Après, il faudra tirer rapidement les conclusions de cette crise, pour ne pas recommencer, « comme avant », à courir après des illusions et à nous appuyer sur des chimères. Ces illusions, ces chimères s'appellent progrès, confort, plaisir, argent, réussite, et tout ce qui fait rêver les hommes et les femmes qui ont perdu le sens de leur vie et toute échelle de valeur. II ne s'agit pas de condamner notre temps, mais de reconnaître le vide qu'il creuse dans les cœurs et les montagnes de déchets sous lesquels il s'étouffe et se pollue lui-même.

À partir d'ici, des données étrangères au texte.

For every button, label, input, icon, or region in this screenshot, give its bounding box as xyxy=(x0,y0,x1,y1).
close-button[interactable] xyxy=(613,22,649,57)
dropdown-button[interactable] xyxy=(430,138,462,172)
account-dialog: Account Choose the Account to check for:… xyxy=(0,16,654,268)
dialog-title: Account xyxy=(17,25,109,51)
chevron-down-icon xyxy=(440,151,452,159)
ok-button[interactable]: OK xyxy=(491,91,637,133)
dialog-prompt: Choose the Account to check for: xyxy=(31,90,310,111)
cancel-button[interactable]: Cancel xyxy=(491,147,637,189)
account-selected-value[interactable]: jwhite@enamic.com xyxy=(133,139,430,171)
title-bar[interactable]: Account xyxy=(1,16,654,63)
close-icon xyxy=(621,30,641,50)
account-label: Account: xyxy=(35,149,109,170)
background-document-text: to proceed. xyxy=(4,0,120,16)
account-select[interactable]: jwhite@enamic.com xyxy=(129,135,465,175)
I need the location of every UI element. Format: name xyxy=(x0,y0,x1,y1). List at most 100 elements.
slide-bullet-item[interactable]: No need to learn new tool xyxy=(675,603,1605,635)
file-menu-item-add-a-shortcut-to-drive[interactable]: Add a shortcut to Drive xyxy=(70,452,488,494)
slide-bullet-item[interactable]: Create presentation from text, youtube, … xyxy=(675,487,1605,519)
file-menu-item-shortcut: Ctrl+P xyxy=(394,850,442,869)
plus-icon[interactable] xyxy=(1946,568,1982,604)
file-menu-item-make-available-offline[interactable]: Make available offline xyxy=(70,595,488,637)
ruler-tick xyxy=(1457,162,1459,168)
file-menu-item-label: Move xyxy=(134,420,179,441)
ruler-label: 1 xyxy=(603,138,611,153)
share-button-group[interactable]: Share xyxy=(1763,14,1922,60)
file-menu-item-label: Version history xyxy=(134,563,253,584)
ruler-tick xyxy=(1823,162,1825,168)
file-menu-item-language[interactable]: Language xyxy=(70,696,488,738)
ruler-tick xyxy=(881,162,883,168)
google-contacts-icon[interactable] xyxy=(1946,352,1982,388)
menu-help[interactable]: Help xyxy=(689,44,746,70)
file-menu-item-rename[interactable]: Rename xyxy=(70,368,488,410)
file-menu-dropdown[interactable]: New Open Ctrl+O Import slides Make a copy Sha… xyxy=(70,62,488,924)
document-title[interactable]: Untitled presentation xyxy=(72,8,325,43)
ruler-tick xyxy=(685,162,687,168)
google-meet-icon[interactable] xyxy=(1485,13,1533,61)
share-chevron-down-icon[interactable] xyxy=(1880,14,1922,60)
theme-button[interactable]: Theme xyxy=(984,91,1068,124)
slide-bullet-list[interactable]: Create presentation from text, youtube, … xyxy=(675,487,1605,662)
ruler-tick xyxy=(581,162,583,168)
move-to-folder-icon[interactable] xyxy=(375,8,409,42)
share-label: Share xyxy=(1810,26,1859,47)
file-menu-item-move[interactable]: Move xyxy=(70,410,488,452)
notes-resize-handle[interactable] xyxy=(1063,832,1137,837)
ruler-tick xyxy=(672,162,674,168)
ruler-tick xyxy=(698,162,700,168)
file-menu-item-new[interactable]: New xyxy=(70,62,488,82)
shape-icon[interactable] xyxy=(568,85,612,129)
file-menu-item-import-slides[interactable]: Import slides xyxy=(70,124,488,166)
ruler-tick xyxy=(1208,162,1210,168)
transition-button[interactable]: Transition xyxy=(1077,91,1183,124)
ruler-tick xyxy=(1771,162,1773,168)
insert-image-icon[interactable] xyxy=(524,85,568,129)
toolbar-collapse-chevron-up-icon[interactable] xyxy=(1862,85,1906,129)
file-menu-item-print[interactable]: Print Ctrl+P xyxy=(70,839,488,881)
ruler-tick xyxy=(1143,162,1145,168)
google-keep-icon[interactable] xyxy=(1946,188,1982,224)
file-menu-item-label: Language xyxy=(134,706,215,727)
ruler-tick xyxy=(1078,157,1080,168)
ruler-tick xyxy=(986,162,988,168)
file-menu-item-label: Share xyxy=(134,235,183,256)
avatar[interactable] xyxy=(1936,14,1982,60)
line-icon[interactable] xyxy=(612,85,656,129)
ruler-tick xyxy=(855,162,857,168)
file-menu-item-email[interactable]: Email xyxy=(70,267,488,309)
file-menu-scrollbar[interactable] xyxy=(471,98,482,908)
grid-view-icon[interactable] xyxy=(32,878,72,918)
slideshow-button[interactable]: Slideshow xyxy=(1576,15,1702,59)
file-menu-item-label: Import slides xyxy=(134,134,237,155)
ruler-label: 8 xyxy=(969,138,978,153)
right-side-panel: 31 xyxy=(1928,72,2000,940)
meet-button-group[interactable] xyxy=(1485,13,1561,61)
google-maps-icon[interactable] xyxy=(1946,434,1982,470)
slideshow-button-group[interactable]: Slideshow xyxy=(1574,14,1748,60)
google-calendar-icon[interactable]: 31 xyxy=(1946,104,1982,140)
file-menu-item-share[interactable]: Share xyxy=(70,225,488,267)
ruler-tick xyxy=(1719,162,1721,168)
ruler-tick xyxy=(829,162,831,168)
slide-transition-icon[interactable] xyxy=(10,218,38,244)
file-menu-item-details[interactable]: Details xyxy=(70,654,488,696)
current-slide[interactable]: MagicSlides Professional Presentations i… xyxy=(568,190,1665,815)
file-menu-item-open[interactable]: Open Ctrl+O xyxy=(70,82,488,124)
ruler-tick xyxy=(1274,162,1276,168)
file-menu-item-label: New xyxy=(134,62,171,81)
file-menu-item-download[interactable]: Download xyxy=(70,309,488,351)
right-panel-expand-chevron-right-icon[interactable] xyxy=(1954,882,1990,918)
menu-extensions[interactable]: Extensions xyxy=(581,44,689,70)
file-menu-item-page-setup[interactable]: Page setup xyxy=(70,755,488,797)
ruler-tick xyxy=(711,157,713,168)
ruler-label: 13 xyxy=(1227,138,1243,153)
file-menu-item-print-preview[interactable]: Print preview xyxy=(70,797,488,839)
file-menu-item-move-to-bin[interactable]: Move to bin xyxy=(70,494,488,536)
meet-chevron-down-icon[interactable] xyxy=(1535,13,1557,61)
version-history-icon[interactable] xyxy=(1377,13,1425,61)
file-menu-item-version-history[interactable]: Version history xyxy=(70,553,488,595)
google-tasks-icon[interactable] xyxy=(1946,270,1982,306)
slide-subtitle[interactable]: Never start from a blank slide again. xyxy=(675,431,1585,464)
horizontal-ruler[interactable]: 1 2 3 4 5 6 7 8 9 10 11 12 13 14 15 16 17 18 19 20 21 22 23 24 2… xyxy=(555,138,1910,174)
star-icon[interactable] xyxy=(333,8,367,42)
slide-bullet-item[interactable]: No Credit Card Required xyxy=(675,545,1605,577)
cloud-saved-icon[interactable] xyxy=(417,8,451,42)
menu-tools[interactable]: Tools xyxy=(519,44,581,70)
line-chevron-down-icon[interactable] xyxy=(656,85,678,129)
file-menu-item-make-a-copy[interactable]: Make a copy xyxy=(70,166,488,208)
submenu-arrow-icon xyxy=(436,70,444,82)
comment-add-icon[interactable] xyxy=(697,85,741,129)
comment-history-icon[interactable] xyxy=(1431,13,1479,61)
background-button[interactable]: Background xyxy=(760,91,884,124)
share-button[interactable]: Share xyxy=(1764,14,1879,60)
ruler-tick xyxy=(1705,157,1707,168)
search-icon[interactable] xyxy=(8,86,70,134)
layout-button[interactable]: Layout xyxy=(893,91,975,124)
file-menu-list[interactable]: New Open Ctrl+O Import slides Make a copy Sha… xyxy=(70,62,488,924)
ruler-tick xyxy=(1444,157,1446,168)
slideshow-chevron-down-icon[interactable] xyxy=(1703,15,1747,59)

Nous avons connu une grave crise financière, en 2008/2009, mais n'avons pas su tirer les leçons de cet avertissement. Aussitôt, la « banque » a repris ses droits, et la 'bourse', à faire la loi.
Les rares voix qui, depuis des années, crient au monde « casse-cou » seront-elles entendues aujourd'hui où ce sont nos corps qui sont touchés et fragilisés.
Nous avons là l'occasion unique de nous faire entendre des gouvernants, qui gèrent l'immédiat et sont dans l'incapacité d'envisager et de préparer l'avenir.
Pour nous, chrétiens, l'avenir est à Dieu, pour l'homme, pas à la technologie et à la finance, pour un soi-disant progrès.